The researchers defined two levels of low vitamin D. One was insufficiency and the other, more severe, was deficiency. They found that more than half of people with Parkinson’s in the study had vitamin D insufficiency and an additional quarter had a vitamin D deficiency. This was significantly higher than levels shown among the controls, in which only one-third (of both groups) showed insufficiency and only 16 percent (of the AD group) and 10 percent (of the healthy group) showed deficiency.
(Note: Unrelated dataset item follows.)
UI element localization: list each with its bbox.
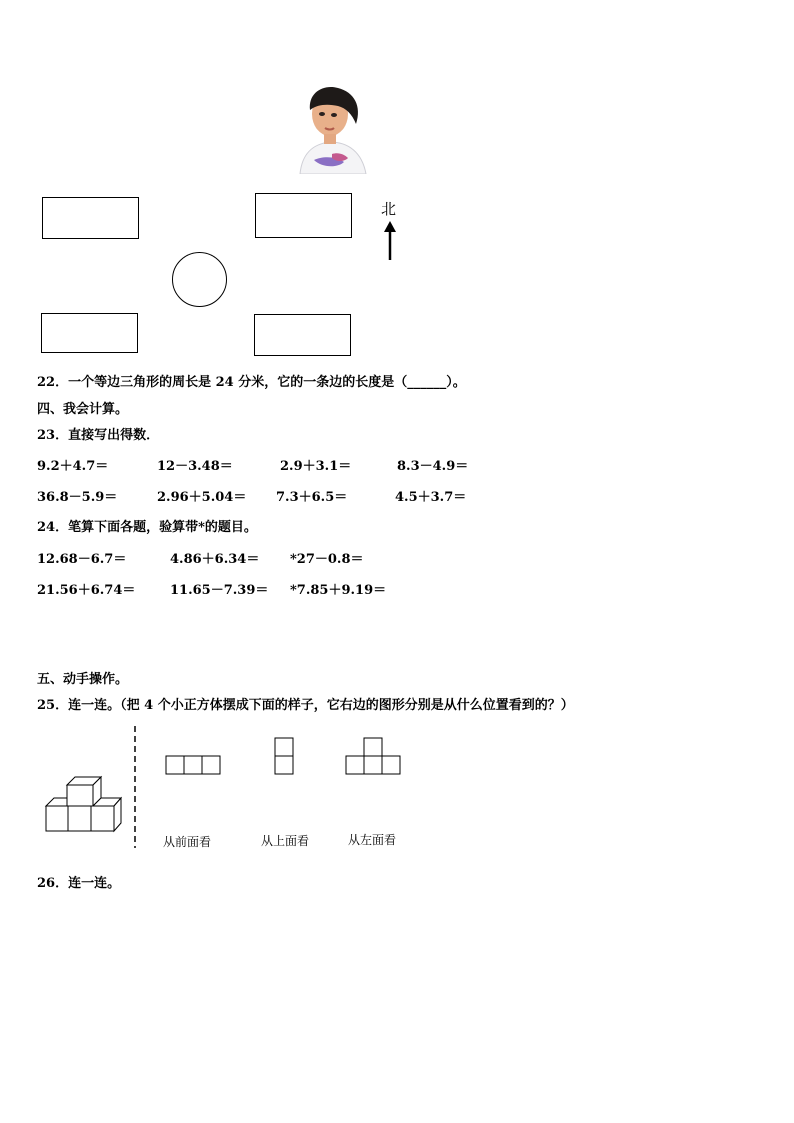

Researchers found the relationship intriguing, but could not say whether low levels of vitamin D preceded the onset of PD; whether instead they played a role in the development of PD; or whether perhaps the deficiencies developed because of lifestyle changes caused by the disease. For example, vitamin D levels are increased by exposure to sunlight and people who have been living with PD for a time may have decreased exposure to sunlight. The study’s authors also noted that they would have to study other groups of people with PD to see if results would be replicated.
To understand the role of vitamin D in PD, the same researchers are now investigating whether people with Parkinson’s who receive vitamin D, through exposure to sunlight or ingestion of a nutrition supplement, find any change in their symptoms. They also noted that, regardless of vitamin D’s effects on PD, the vitamin is known to play an important role in bone health, reducing the risk of falls and fractures, and in preventing certain cancers and autoimmune disorders. Because of this, the authors conclude, most older people should have their vitamin D levels checked routinely.